La labor de divulgación del Consell de Mallorca va más allá de los centros educativos. Con el objetivo de acercar los valores que motivaron la declaración de la UNESCO al conjunto de la ciudadanía, también impulsa iniciativas como La Tramuntana es viu i es camina, un programa de rutas guiadas que permite descubrir el patrimonio cultural, histórico y paisajístico de la Serra a través de itinerarios accesibles para todos los públicos.

Los productos con el Distintiu Serra de Tramuntana tienen un espacio en el Mercat de l’Olivar.

Estas actividades ayudan a conocer elementos tan característicos como los bancales, los caminos históricos, las possessions o los sistemas hidráulicos que han modelado este paisaje cultural a lo largo de los siglos. A esta propuesta se suma La Tramuntana es viu i es tasta, un programa itinerante que recorre distintos municipios de Mallorca para dar a conocer los productos vinculados a la Serra de Tramuntana. Mediante degustaciones y actividades divulgativas, la iniciativa acerca a la ciudadanía la riqueza gastronómica del territorio y contribuye a explicar la estrecha relación existente entre paisaje, actividad agraria, tradición y conservación.
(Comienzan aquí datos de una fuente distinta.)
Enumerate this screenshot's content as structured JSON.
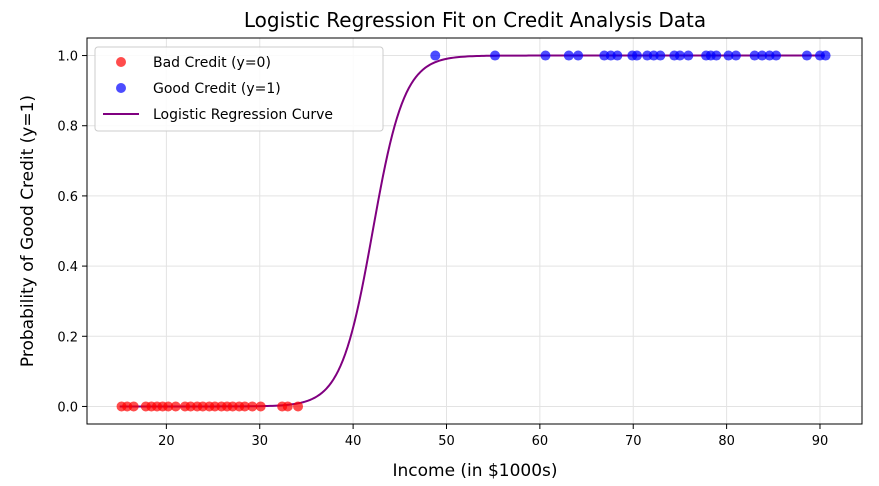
{
  "chart_data": {
    "type": "scatter",
    "title": "Logistic Regression Fit on Credit Analysis Data",
    "xlabel": "Income (in $1000s)",
    "ylabel": "Probability of Good Credit (y=1)",
    "xlim": [
      11.5,
      94.5
    ],
    "ylim": [
      -0.05,
      1.05
    ],
    "xticks": [
      20,
      30,
      40,
      50,
      60,
      70,
      80,
      90
    ],
    "yticks": [
      0.0,
      0.2,
      0.4,
      0.6,
      0.8,
      1.0
    ],
    "xtick_labels": [
      "20",
      "30",
      "40",
      "50",
      "60",
      "70",
      "80",
      "90"
    ],
    "ytick_labels": [
      "0.0",
      "0.2",
      "0.4",
      "0.6",
      "0.8",
      "1.0"
    ],
    "grid": true,
    "legend_position": "top-left",
    "series": [
      {
        "name": "Bad Credit (y=0)",
        "kind": "scatter",
        "color": "#ff0000",
        "alpha": 0.7,
        "points": [
          [
            15.2,
            0
          ],
          [
            15.8,
            0
          ],
          [
            16.5,
            0
          ],
          [
            17.8,
            0
          ],
          [
            18.4,
            0
          ],
          [
            19.0,
            0
          ],
          [
            19.6,
            0
          ],
          [
            20.2,
            0
          ],
          [
            21.0,
            0
          ],
          [
            22.0,
            0
          ],
          [
            22.6,
            0
          ],
          [
            23.3,
            0
          ],
          [
            23.9,
            0
          ],
          [
            24.6,
            0
          ],
          [
            25.2,
            0
          ],
          [
            25.9,
            0
          ],
          [
            26.5,
            0
          ],
          [
            27.1,
            0
          ],
          [
            27.8,
            0
          ],
          [
            28.4,
            0
          ],
          [
            29.2,
            0
          ],
          [
            30.1,
            0
          ],
          [
            32.4,
            0
          ],
          [
            33.0,
            0
          ],
          [
            34.1,
            0
          ]
        ]
      },
      {
        "name": "Good Credit (y=1)",
        "kind": "scatter",
        "color": "#0000ff",
        "alpha": 0.7,
        "points": [
          [
            48.8,
            1
          ],
          [
            55.2,
            1
          ],
          [
            60.6,
            1
          ],
          [
            63.1,
            1
          ],
          [
            64.1,
            1
          ],
          [
            66.9,
            1
          ],
          [
            67.6,
            1
          ],
          [
            68.3,
            1
          ],
          [
            69.9,
            1
          ],
          [
            70.4,
            1
          ],
          [
            71.5,
            1
          ],
          [
            72.2,
            1
          ],
          [
            72.9,
            1
          ],
          [
            74.4,
            1
          ],
          [
            75.0,
            1
          ],
          [
            75.9,
            1
          ],
          [
            77.8,
            1
          ],
          [
            78.3,
            1
          ],
          [
            78.9,
            1
          ],
          [
            80.2,
            1
          ],
          [
            81.0,
            1
          ],
          [
            83.0,
            1
          ],
          [
            83.8,
            1
          ],
          [
            84.6,
            1
          ],
          [
            85.3,
            1
          ],
          [
            88.6,
            1
          ],
          [
            90.0,
            1
          ],
          [
            90.6,
            1
          ]
        ]
      },
      {
        "name": "Logistic Regression Curve",
        "kind": "line",
        "color": "#800080",
        "curve": "logistic",
        "x_range": [
          15,
          90.5
        ],
        "midpoint": 42.1,
        "steepness": 0.59
      }
    ]
  }
}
Ambos programas comparten el objetivo de fomentar el conocimiento y la valoración de la Serra como paso imprescindible para garantizar su preservación futura.

Distintiu Serra de Tramuntana: reconocimiento a quienes preservan su esencia

El Distintiu Serra de Tramuntana es una iniciativa del Consell para identificar productos y experiencias estrechamente vinculados al paisaje cultural de la Serra, elaborados con producto local y bajo criterios de sostenibilidad. Detrás de este distintivo hay pequeñas empresas y cooperativas -principalmente agricultores, ganaderos, artesanos y gestores culturales- de cuya actividad depende, en gran medida, la supervivencia de la cultura de la Serra.

En un territorio complejo y exigente, donde la mecanización resulta difícil, competir únicamente en precio es prácticamente imposible. Por ello, el Consell pone en valor aquello que hace únicos estos productos: sabor, tradición, conocimiento, esfuerzo, herencia y autenticidad.

Asimismo, es necesario que los consumidores también reconozcamos esta tarea de preservación del paisaje y apoyemos a quienes la hacen posible a través del consumo responsable. El Distintiu facilita esta identificación y actúa, además, como garantía de calidad. Aceites, olivas, confituras, jabones, cítricos, hortalizas, vinos y muchos otros productos pueden encontrarse en la parada del Mercat de l’Olivar de Palma gestionada por la Cooperativa de Sóller.